Interval of convergence
The interval of convergence for a power series is the set of all values of \( x \) for which the series converges. To determine this interval, we often use the Ratio Test. For the series given:
- We first establish the inequality \( \left| \frac{a_{n+1}}{a_n} \right| < 1 \), which involves finding the limit of the ratio of successive terms.
- In this problem, the Ratio Test yields \( \frac{|x+2|}{2} < 1 \).
- Solving this inequality gives us the interval \( -4 < x < 0 \).
Ratio Test
The Ratio Test is a popular method to determine the convergence of series. It's especially useful for series with factorials, powers, or exponential terms. To apply the Ratio Test:
- Calculate the absolute value of the ratio of the \( (n+1) \)-th term to the \( n \)-th term, i.e., \( \left| \frac{a_{n+1}}{a_n} \right| \).
- Simplify to find a limit as \( n \to \infty \).
- If the limit is less than 1, the series converges absolutely.
- If the limit is greater than 1, or infinite, the series diverges.
Absolute convergence
Absolute convergence means that the series \( \sum |a_n| \) converges. In this context, if a series is absolutely convergent, it is also convergent.
- To explore absolute convergence, replace the terms of the original series with their absolute values.
- For this series, we analyze \( \sum \frac{|x+2|^n}{n 2^n} \).

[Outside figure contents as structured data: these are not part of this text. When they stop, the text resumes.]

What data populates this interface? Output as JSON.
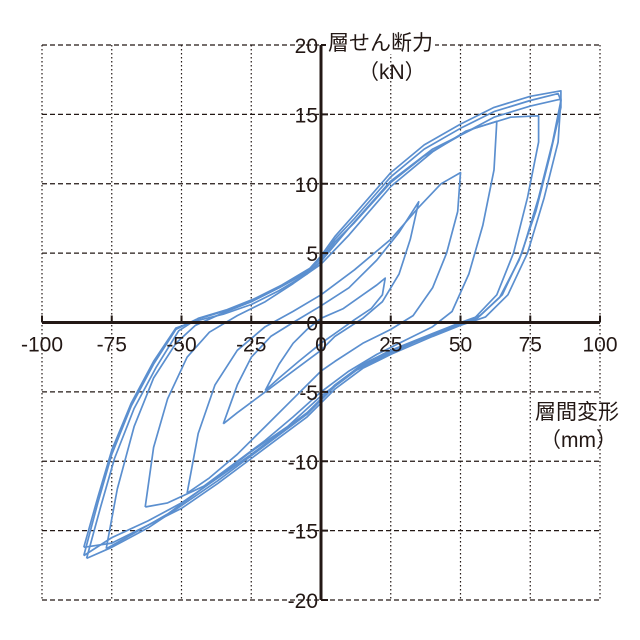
{
  "chart_data": {
    "type": "line",
    "title": "",
    "xlabel": "層間変形",
    "xunit": "（mm）",
    "ylabel": "層せん断力",
    "yunit": "（kN）",
    "xlim": [
      -100,
      100
    ],
    "ylim": [
      -20,
      20
    ],
    "xticks": [
      -100,
      -75,
      -50,
      -25,
      0,
      25,
      50,
      75,
      100
    ],
    "yticks": [
      -20,
      -15,
      -10,
      -5,
      0,
      5,
      10,
      15,
      20
    ],
    "grid": true,
    "line_color": "#5b8fcf",
    "series": [
      {
        "points": [
          [
            -20,
            -4.9
          ],
          [
            -15,
            -3
          ],
          [
            -10,
            -1.5
          ],
          [
            -5,
            -0.5
          ],
          [
            0,
            0.3
          ],
          [
            8,
            1
          ],
          [
            15,
            2
          ],
          [
            20,
            2.7
          ],
          [
            23,
            3.2
          ],
          [
            22,
            2
          ],
          [
            18,
            1
          ],
          [
            12,
            0.2
          ],
          [
            5,
            -0.8
          ],
          [
            0,
            -1.5
          ],
          [
            -8,
            -2.8
          ],
          [
            -15,
            -4
          ],
          [
            -20,
            -4.9
          ]
        ]
      },
      {
        "points": [
          [
            -35,
            -7.3
          ],
          [
            -30,
            -4.5
          ],
          [
            -25,
            -2.5
          ],
          [
            -18,
            -1
          ],
          [
            -10,
            0
          ],
          [
            0,
            1.2
          ],
          [
            10,
            2.5
          ],
          [
            20,
            4.5
          ],
          [
            28,
            6.5
          ],
          [
            35,
            8.7
          ],
          [
            32,
            6
          ],
          [
            28,
            3.5
          ],
          [
            22,
            1.5
          ],
          [
            15,
            0.3
          ],
          [
            5,
            -1
          ],
          [
            0,
            -2
          ],
          [
            -10,
            -3.5
          ],
          [
            -20,
            -5
          ],
          [
            -30,
            -6.5
          ],
          [
            -35,
            -7.3
          ]
        ]
      },
      {
        "points": [
          [
            -48,
            -12.3
          ],
          [
            -44,
            -8
          ],
          [
            -38,
            -4.5
          ],
          [
            -30,
            -2
          ],
          [
            -20,
            -0.3
          ],
          [
            -10,
            0.8
          ],
          [
            0,
            2
          ],
          [
            12,
            3.8
          ],
          [
            25,
            6
          ],
          [
            35,
            8.3
          ],
          [
            43,
            10
          ],
          [
            50,
            10.8
          ],
          [
            49,
            8
          ],
          [
            45,
            5
          ],
          [
            40,
            2.5
          ],
          [
            33,
            0.5
          ],
          [
            25,
            -0.5
          ],
          [
            15,
            -1.5
          ],
          [
            5,
            -2.8
          ],
          [
            0,
            -3.5
          ],
          [
            -10,
            -5.5
          ],
          [
            -20,
            -7.5
          ],
          [
            -30,
            -9.5
          ],
          [
            -40,
            -11.2
          ],
          [
            -48,
            -12.3
          ]
        ]
      },
      {
        "points": [
          [
            -63,
            -13.3
          ],
          [
            -60,
            -9
          ],
          [
            -55,
            -5.5
          ],
          [
            -48,
            -2.5
          ],
          [
            -40,
            -0.7
          ],
          [
            -30,
            0.5
          ],
          [
            -20,
            1.5
          ],
          [
            -10,
            2.8
          ],
          [
            0,
            4.2
          ],
          [
            10,
            6.3
          ],
          [
            25,
            9.8
          ],
          [
            40,
            12.3
          ],
          [
            52,
            13.8
          ],
          [
            63,
            14.5
          ],
          [
            62,
            11
          ],
          [
            58,
            7
          ],
          [
            53,
            3.5
          ],
          [
            47,
            0.8
          ],
          [
            40,
            -0.3
          ],
          [
            30,
            -1.3
          ],
          [
            20,
            -2.3
          ],
          [
            10,
            -3.5
          ],
          [
            0,
            -5
          ],
          [
            -10,
            -6.8
          ],
          [
            -20,
            -8.5
          ],
          [
            -30,
            -10
          ],
          [
            -42,
            -11.8
          ],
          [
            -55,
            -13
          ],
          [
            -63,
            -13.3
          ]
        ]
      },
      {
        "points": [
          [
            -77,
            -16.3
          ],
          [
            -73,
            -12
          ],
          [
            -67,
            -7.5
          ],
          [
            -60,
            -4
          ],
          [
            -52,
            -1.5
          ],
          [
            -45,
            -0.2
          ],
          [
            -35,
            0.7
          ],
          [
            -25,
            1.5
          ],
          [
            -15,
            2.5
          ],
          [
            -5,
            3.6
          ],
          [
            0,
            4.4
          ],
          [
            10,
            6.8
          ],
          [
            25,
            10.2
          ],
          [
            40,
            12.5
          ],
          [
            55,
            14
          ],
          [
            68,
            14.8
          ],
          [
            78,
            14.9
          ],
          [
            78,
            13
          ],
          [
            74,
            9
          ],
          [
            69,
            5
          ],
          [
            63,
            2
          ],
          [
            55,
            0.3
          ],
          [
            48,
            -0.3
          ],
          [
            35,
            -1.3
          ],
          [
            25,
            -2.2
          ],
          [
            12,
            -3.5
          ],
          [
            0,
            -5.3
          ],
          [
            -12,
            -7.5
          ],
          [
            -25,
            -9.3
          ],
          [
            -40,
            -11.6
          ],
          [
            -55,
            -13.8
          ],
          [
            -68,
            -15.3
          ],
          [
            -77,
            -16.3
          ]
        ]
      },
      {
        "points": [
          [
            -85,
            -16.8
          ],
          [
            -80,
            -13
          ],
          [
            -75,
            -9.5
          ],
          [
            -68,
            -6
          ],
          [
            -60,
            -3
          ],
          [
            -52,
            -0.5
          ],
          [
            -45,
            0.2
          ],
          [
            -35,
            0.8
          ],
          [
            -25,
            1.5
          ],
          [
            -15,
            2.5
          ],
          [
            -5,
            3.7
          ],
          [
            0,
            4.6
          ],
          [
            5,
            6
          ],
          [
            12,
            7.5
          ],
          [
            25,
            10.5
          ],
          [
            37,
            12.5
          ],
          [
            50,
            14
          ],
          [
            62,
            15.2
          ],
          [
            75,
            16
          ],
          [
            85,
            16.5
          ],
          [
            86,
            16
          ],
          [
            83,
            13
          ],
          [
            78,
            9
          ],
          [
            72,
            5
          ],
          [
            65,
            2
          ],
          [
            57,
            0.5
          ],
          [
            50,
            0
          ],
          [
            40,
            -0.8
          ],
          [
            25,
            -2
          ],
          [
            15,
            -3
          ],
          [
            5,
            -4.5
          ],
          [
            0,
            -5.5
          ],
          [
            -5,
            -6.5
          ],
          [
            -15,
            -8
          ],
          [
            -25,
            -9.5
          ],
          [
            -37,
            -11.2
          ],
          [
            -50,
            -13
          ],
          [
            -62,
            -14.3
          ],
          [
            -75,
            -15.5
          ],
          [
            -85,
            -16.8
          ]
        ]
      },
      {
        "points": [
          [
            -85,
            -16.2
          ],
          [
            -80,
            -12.6
          ],
          [
            -75,
            -9.2
          ],
          [
            -68,
            -5.8
          ],
          [
            -60,
            -2.8
          ],
          [
            -52,
            -0.4
          ],
          [
            -45,
            0.1
          ],
          [
            -35,
            0.6
          ],
          [
            -25,
            1.3
          ],
          [
            -15,
            2.3
          ],
          [
            -5,
            3.5
          ],
          [
            0,
            4.4
          ],
          [
            5,
            5.8
          ],
          [
            12,
            7.2
          ],
          [
            25,
            10.1
          ],
          [
            37,
            12
          ],
          [
            50,
            13.5
          ],
          [
            62,
            14.8
          ],
          [
            75,
            15.6
          ],
          [
            86,
            16.1
          ],
          [
            85,
            13
          ],
          [
            80,
            9
          ],
          [
            74,
            5
          ],
          [
            67,
            2
          ],
          [
            59,
            0.4
          ],
          [
            50,
            -0.2
          ],
          [
            40,
            -1
          ],
          [
            25,
            -2.3
          ],
          [
            15,
            -3.3
          ],
          [
            5,
            -4.8
          ],
          [
            0,
            -5.8
          ],
          [
            -5,
            -6.8
          ],
          [
            -15,
            -8.3
          ],
          [
            -25,
            -9.8
          ],
          [
            -37,
            -11.6
          ],
          [
            -50,
            -13.4
          ],
          [
            -62,
            -14.6
          ],
          [
            -75,
            -15.9
          ],
          [
            -85,
            -16.2
          ]
        ]
      },
      {
        "points": [
          [
            -84,
            -17
          ],
          [
            -79,
            -13.3
          ],
          [
            -74,
            -9.8
          ],
          [
            -67,
            -6.2
          ],
          [
            -59,
            -3.2
          ],
          [
            -51,
            -0.6
          ],
          [
            -44,
            0.3
          ],
          [
            -34,
            0.9
          ],
          [
            -24,
            1.7
          ],
          [
            -14,
            2.7
          ],
          [
            -4,
            3.9
          ],
          [
            0,
            4.8
          ],
          [
            5,
            6.2
          ],
          [
            12,
            7.8
          ],
          [
            25,
            10.8
          ],
          [
            37,
            12.8
          ],
          [
            50,
            14.3
          ],
          [
            62,
            15.5
          ],
          [
            75,
            16.3
          ],
          [
            86,
            16.7
          ],
          [
            86,
            15.5
          ],
          [
            82,
            12
          ],
          [
            77,
            8
          ],
          [
            71,
            4.5
          ],
          [
            64,
            1.8
          ],
          [
            56,
            0.3
          ],
          [
            50,
            -0.1
          ],
          [
            40,
            -0.9
          ],
          [
            25,
            -2.1
          ],
          [
            15,
            -3.1
          ],
          [
            5,
            -4.6
          ],
          [
            0,
            -5.6
          ],
          [
            -5,
            -6.6
          ],
          [
            -15,
            -8.1
          ],
          [
            -25,
            -9.6
          ],
          [
            -37,
            -11.4
          ],
          [
            -50,
            -13.2
          ],
          [
            -62,
            -14.8
          ],
          [
            -75,
            -16.2
          ],
          [
            -84,
            -17
          ]
        ]
      }
    ]
  }
}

- If \( |x+2| < 2 \), this series converges absolutely.
Conditional convergence
Conditional convergence happens when a series converges, but it does not converge absolutely. This occurs when the series involves alternating signs like in our exercise.
- For the given series, applying the Alternating Series Test at \( x = 0 \) confirms convergence.
- Although the series diverges absolutely at \( x = 0 \), it converges "conditionally" due to alternating terms.
- Conditional convergence indicates that the series converges solely due to its alternating nature, rather than the magnitude of terms.